Viviamo nell’era in cui si grida tanto un amore falso, e quello vero lo si tiene spesso in silenzio.
Oggi alcuni uomini si depilano, vanno continuamente nei centri estetici, si comportano sempre come donne in fase premestruale, si defilano da ogni responsabilità e poi dicono che sono le donne che sono cambiate.
Noi siamo la generazione che vuole abbracciare la vita e viverla al meglio. La generazione che sa che i desideri irrealizzabili non esistono, ma solo i desideri non realizzati. Perché siamo in grado di sopportare tutto, tranne il peso delle cose annullate, parole non dette, amori non dichiarati. Vivere, correre rischi, divertirsi, essere ambiziosi, realizzare i propri sogni, credere in amori impossibili e, infine, perdersi perché non importa dove si finisce, perché sarà un ottimo posto. Perché non abbiamo bisogno di un programma per pianificare la nostra vita. Noi siamo cuore, istinto, avventura. Oggi è il giorno più importante nel nostro calendario, perché oggi è il primo giorno del resto della nostra vita. Una vita senza rimpianti.
Va da Dio, ma Dio è morto.
Bisogna essere coraggiosi ad amare senza morirne nel tentativo.
Tutte le persone che durante la giornata hanno da condividere qualcosa con voi, sono esattamente il doppio o il triplo di quello che vedete e sentite, data la loro camaleontica personalità.

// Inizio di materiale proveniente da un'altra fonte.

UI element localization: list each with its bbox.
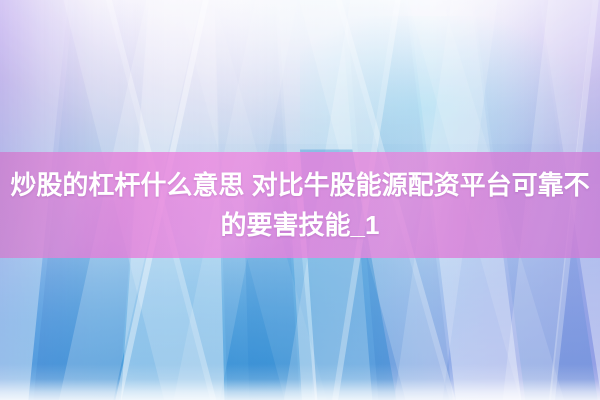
banner-image: 炒股的杠杆什么意思 对比牛股能源配资平台可靠不的要害技能_1 <box>0 0 600 400</box>
background-bottom-haze <box>0 364 600 400</box>
banner-title: 炒股的杠杆什么意思 对比牛股能源配资平台可靠不的要害技能_1 <box>0 165 600 245</box>
title-band: 炒股的杠杆什么意思 对比牛股能源配资平台可靠不的要害技能_1 <box>0 152 600 258</box>
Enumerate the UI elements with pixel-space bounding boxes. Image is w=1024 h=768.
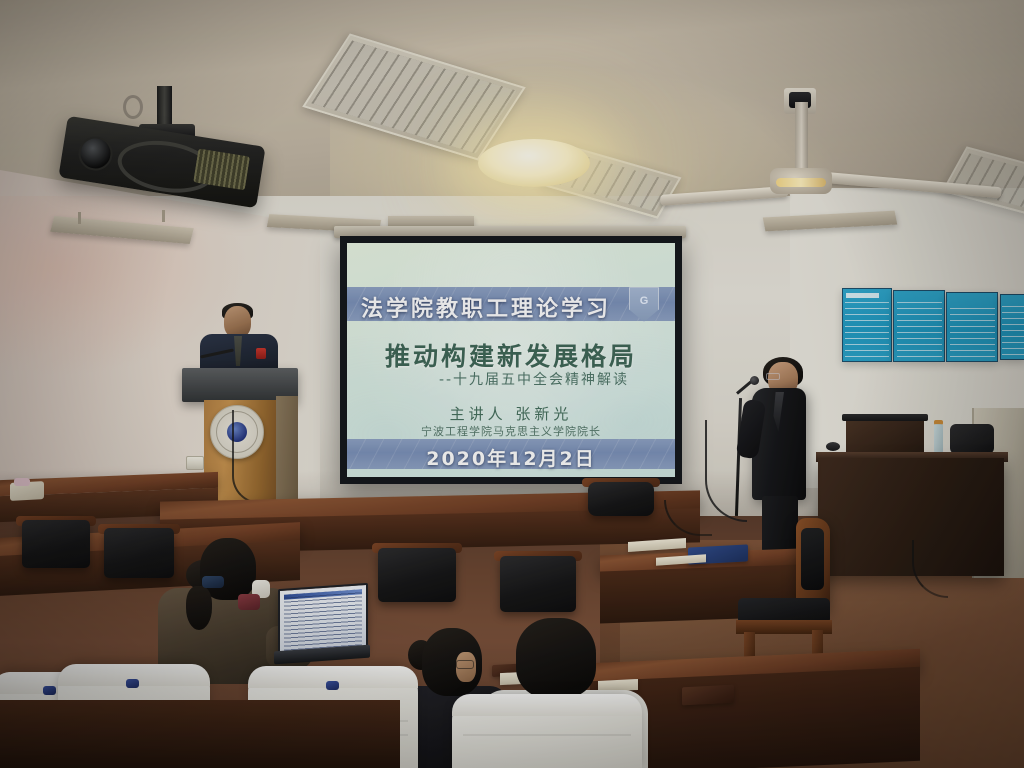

È il contatto che ci manca in una società dove si predilige il rapporto virtuale. Entri in un luogo pubblico e, mentre sei lì che aspetti, son tutti ipnotizzati davanti allo schermo del proprio Iphone. Niente dialogo, scambio di battute, tutto un botta e risposta su Whatsapp, o interminabile interagire coi giochi sui social. Pare non abbiamo più nulla da raccontarci, da inventarci. Solo un copia incolla di link da mandarci, di frasi fatte, di messaggi brevi, magari inaccessibili come codici fiscali, musica da postare, ma il linguaggio è fermo. Trovandoci uno di fronte all’altro o in comitiva ognuno guarda il proprio cellulare, pare sia lui il protagonista di ogni conversazione, sia lui a parlare per noi, più di noi. È il contatto, quello di sguardi, di sorrisi, di discorsi, è il contatto che ci manca.